“Enquanto a esquerda branca acha que faz revolução e acha que sabe o que é ser preto favelado por ir pro Circo Voador cantar ‘Eu vou pro baile da gaiola’, eu não posso ir para casa almoçar porque no caminho posso tomar um tiro de um caveirão voador. Mais uma tarde de horror que a gente espera que dure o mínimo possível e derrame o mínimo de sangue (negro e favelado). Existem níveis de existência e reflexão que solidariedade nenhuma proporcionam, só a real vivência mesmo”.
Publicado por uma estudante de pós-graduação da Universidade Federal do Rio de Janeiro, o texto coloca em primeiro plano as violências experimentadas pela juventude negra e favelada que acessa as universidades públicas brasileiras. Violências de ordem prática que mostram o quanto estamos longe de alcançar uma cidade que seja, de fato, para todas as pessoas. Violências também da ordem da “episteme”, ou seja, de relações de saber-poder instituídas, que confinam determinados sujeitos à condição de objetos, se quisermos usar um conceito de Michel Foucault.
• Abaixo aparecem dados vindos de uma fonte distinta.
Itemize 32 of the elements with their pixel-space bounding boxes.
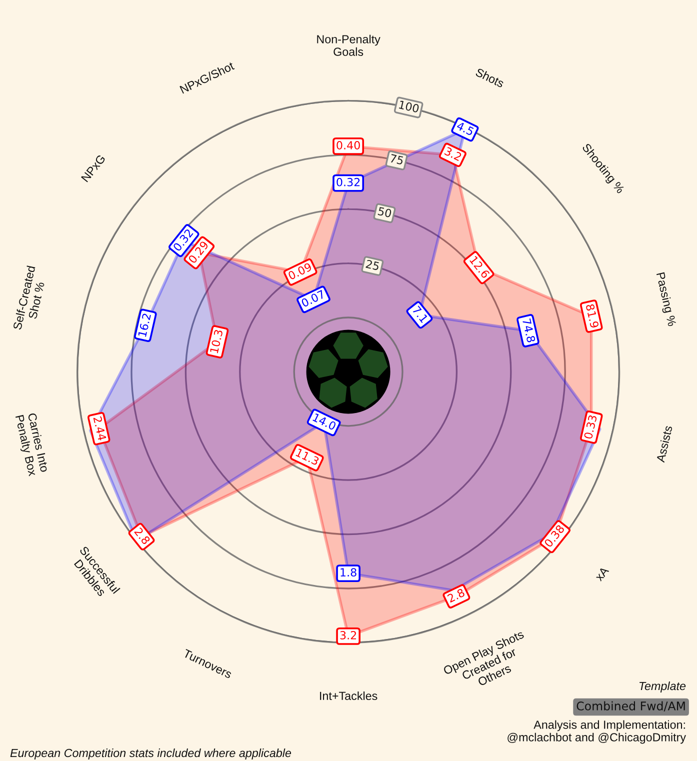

Essa violenta narrativa do tempo presente remeteu-me à situação absurda de expedição de mandado de prisão para Rennan da Penha. Criador do Baile da Gaiola, um dos eventos de funk mais famosos do Rio de Janeiro, o rapaz é acusado (com mais dez pessoas) pelo crime de “associação” e “olheiro” do tráfico de drogas. A fragilidade das provas (uma testemunha aponta o jovem como “DJ dos bandidos”) que geraram o mandado evidencia um problema que persiste na história do Brasil. A perseguição a pessoas que, com inteligência e habilidade, ousam escrever a própria história e a dos grupos em que se inserem. Pessoas que dão um drible nas estatísticas de desumanização legitimadas pelo Estado por meio da militarização da segurança, do sucateamento da educação pública, do sucateamento do Sistema Único de Saúde.